Byron Katie: The mind establishes itself as a victim

 

The mind establishes itself as a victim only to get what it doesn’t want.

– Byron Katie

Why does the mind establish itself as a victim?

At one level, it’s a way to try to protect the self. It’s the mind’s reaction to fear that’s unloved and unexamined.

Apart from that, what do I find I want to get from taking myself to be a victim? To answer that, I am looking at a specific situation, and I find…. I hope for sympathy. Allies. Support. Love. I hope taking myself as a victim will help protect me, including through being prepared for future victimization. I wish to not be surprised by life again so I victimize myself before life does it.

What does Byron Katie mean when she says “only to get what it doesn’t want”? What is it about all of this that I doesn’t want?

I find that I don’t ultimately want sympathy, support, etc. from others. What I really want is to give it to myself, and if it comes from others as well that’s a bonus.

What about protection? When I look, I see that protection is ultimately not possible. I would rather be open to life. (While being a good steward of my life in all the ordinary ways.)

What about not being surprised by life? Life surprises me always anyway, and I know that anything can happen at any moment. Again, what I really want is to be open for it.

And victimizing myself to nip life’s victimization in the bud? I don’t really want to victimize myself, it’s not ultimately a comfortable position. Also, life doesn’t victimize, I do it to myself anyway. Here too, I would rather be open to life.

So yes, I can find that what I get and hope to get from victimizing myself is what I don’t really want.

What else do I get from victimizing myself? I get to feel like a victim of life and the world. I get to live in fear. I get whatever reactions I get from others when I present myself as a victim – from pity to unsolicited advice to avoidance. (None of which I really want.)

How is it true that I am not a victim? The idea of victim is our human idea, it’s not inherent in life. I make myself into a victim, and it’s all from an idea. In my specific situation, I still have a lot of freedom in how I relate to situations and live my life. I have tools to work with beliefs and emotional issues.

How is it true I am a victimizer (opposite of victim)? I victimize myself. I make myself into a victim, in my own mind. Also, I am sure I have acted in ways so others saw themselves as a victim. (When I act on fear, and when I am absorbed in my own issues so I lack concern for others.) I can find specific situations.

By examining this, preferably much more thoroughly than I have done here, I get to see the idea of victim more clearly. I get to see it’s something I create for myself. I victimize myself. There is no victim in herent anywhere in life. And what I hope to get from it are things I ultimately don’t want.

Victim and victimizer

 

I am briefly revisiting this topic:

When we explore identities, it’s helpful to explore both ends of the polarity.

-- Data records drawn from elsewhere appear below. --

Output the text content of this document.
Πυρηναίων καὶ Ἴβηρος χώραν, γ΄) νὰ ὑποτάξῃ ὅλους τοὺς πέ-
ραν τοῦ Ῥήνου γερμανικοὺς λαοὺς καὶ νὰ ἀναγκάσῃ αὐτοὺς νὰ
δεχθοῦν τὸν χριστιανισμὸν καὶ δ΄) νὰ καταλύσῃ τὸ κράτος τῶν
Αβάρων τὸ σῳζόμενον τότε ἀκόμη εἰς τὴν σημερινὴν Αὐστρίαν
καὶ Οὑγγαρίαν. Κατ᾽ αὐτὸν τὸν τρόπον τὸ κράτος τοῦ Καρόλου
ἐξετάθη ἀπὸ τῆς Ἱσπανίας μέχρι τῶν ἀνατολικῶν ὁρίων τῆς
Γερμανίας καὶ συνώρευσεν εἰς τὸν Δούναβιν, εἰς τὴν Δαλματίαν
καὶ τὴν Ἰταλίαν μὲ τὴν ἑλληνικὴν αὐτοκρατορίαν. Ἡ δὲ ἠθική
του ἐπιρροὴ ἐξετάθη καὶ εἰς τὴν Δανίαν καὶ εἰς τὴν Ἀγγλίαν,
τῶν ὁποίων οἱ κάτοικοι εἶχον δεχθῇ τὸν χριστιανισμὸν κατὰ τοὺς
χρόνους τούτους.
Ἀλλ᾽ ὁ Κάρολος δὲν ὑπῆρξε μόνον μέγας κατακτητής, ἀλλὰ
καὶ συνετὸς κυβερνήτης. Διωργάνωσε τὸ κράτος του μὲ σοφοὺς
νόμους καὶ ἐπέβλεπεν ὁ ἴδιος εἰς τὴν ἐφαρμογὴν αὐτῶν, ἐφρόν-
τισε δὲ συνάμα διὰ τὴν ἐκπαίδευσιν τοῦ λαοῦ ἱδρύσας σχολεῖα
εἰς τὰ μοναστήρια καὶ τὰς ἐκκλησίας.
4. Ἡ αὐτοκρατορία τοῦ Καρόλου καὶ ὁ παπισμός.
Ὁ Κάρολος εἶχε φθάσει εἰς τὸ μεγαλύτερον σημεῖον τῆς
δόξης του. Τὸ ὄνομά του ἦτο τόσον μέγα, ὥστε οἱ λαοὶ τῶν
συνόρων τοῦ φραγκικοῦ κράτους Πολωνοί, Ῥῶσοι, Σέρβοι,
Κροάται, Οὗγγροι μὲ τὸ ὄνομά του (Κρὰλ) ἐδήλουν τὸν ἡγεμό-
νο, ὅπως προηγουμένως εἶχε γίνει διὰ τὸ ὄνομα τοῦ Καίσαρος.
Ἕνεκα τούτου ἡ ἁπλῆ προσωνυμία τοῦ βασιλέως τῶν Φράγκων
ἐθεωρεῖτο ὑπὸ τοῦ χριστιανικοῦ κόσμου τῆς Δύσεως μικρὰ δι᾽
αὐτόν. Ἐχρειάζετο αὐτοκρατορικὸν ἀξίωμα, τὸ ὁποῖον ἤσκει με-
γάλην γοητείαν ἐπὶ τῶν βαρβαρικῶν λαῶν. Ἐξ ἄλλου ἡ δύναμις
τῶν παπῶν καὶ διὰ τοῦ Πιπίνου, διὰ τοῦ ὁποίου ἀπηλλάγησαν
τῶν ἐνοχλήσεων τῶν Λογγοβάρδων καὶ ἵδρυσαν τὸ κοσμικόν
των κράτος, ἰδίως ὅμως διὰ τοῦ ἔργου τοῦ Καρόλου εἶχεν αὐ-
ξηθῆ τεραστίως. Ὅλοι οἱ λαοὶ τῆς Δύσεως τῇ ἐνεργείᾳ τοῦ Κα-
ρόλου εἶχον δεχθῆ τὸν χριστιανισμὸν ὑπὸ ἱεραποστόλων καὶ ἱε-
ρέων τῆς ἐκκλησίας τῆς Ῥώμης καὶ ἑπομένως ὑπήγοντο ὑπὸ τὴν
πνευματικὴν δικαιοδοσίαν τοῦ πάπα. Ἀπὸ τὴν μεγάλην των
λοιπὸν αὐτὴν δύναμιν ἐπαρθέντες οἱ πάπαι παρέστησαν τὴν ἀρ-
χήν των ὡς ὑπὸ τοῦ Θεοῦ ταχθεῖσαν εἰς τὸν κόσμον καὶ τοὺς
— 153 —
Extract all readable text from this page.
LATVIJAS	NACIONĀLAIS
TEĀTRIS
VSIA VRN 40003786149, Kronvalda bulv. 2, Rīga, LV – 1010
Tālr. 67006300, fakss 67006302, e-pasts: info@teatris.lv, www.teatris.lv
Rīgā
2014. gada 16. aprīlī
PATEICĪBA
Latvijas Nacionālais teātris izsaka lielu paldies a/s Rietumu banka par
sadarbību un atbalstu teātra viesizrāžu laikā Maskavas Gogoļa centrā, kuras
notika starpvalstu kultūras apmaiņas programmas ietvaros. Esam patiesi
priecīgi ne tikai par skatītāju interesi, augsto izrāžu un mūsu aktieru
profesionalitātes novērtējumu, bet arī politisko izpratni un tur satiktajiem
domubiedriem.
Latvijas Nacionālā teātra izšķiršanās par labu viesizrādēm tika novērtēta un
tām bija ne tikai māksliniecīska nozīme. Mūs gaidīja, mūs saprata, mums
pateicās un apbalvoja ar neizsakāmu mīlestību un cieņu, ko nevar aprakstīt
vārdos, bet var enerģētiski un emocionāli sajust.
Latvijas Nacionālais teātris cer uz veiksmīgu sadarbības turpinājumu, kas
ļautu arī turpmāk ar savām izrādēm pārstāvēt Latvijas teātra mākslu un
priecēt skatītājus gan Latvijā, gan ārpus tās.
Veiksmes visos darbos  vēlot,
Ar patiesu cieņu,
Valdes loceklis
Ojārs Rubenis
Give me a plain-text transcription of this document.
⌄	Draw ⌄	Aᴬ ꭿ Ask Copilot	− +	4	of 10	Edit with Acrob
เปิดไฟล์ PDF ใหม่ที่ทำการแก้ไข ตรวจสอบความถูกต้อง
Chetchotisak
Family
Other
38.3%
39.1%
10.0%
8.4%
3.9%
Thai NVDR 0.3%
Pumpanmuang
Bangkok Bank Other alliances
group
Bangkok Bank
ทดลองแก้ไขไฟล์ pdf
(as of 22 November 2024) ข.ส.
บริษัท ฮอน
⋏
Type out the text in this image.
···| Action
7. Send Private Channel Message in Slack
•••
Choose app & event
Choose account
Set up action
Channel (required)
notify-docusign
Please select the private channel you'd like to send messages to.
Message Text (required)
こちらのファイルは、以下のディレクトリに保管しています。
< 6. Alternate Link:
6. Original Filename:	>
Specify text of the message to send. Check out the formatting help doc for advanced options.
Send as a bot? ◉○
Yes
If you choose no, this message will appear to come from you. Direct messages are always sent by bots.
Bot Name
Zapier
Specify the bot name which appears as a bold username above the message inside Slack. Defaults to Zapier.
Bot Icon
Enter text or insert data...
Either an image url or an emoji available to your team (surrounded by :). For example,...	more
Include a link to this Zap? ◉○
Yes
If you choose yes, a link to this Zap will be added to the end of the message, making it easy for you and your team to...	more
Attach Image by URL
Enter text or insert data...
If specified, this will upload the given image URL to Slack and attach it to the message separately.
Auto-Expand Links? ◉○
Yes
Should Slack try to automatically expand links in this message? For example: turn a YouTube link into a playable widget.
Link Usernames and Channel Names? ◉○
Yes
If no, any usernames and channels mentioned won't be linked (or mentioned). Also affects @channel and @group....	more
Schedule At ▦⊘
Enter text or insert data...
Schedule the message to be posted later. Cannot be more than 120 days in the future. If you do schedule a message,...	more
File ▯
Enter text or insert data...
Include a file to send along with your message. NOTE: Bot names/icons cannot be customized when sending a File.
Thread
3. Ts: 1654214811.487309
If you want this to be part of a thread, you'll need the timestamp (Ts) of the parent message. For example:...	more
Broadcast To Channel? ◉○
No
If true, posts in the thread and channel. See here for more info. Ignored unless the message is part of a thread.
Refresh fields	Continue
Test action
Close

For instance, if we have chronic and bothersome issues in our lives, we may also have a victim identity connected with it. It’s helpful to explore this identity and perhaps find healing for it. At the same time, we have a victimizer part in us. We couldn’t have a victim part without the victimizer part. They depend on each other to exist, and they hold each other in place. If we only address the victim part, we only do half (or less) of the work and the release will be partial.

An example from my own life is the victim identity connected with the chronic fatigue (CFS). Yes, there is a victim identity and it’s helpful to inquire into it and invite healing and release for it (through inquiry, TRE, Vortex Healing etc.). But that’s less than half the picture. The rest is the internal victimizer that creates and holds the victim-identity in place. This one may be more difficult to notice since we tend to see it mostly “out there” in life, circumstances, or others. But it’s equally, or really, in here, in me. And that’s where I need to explore it if I wish to find more freedom around the whole victim-victimizer dynamic.

The freedom and relief that comes from this work makes it worth it in itself. And, who knows, it may even impact my physical health. The release may support my body in healing itself better. So it’s definitely worth the time and investment required to find some healing around this and many other identity-sets.

Note: When I have worked on my own internal victimizer using Vortex Healing, I have found it helpful to approach it from slightly different angles. For instance, intending to work on the victimizer, the bully, the self-cruelty, and more, one at a time.

Also, when I say that working on just one of the pair of parts or subpersonalities, it’s because there is the other half, and there is also the awareness and exploration of the dynamic within the pair. So if we work on just one of a pair, it’s less than half of what we need to explore to find a fuller release.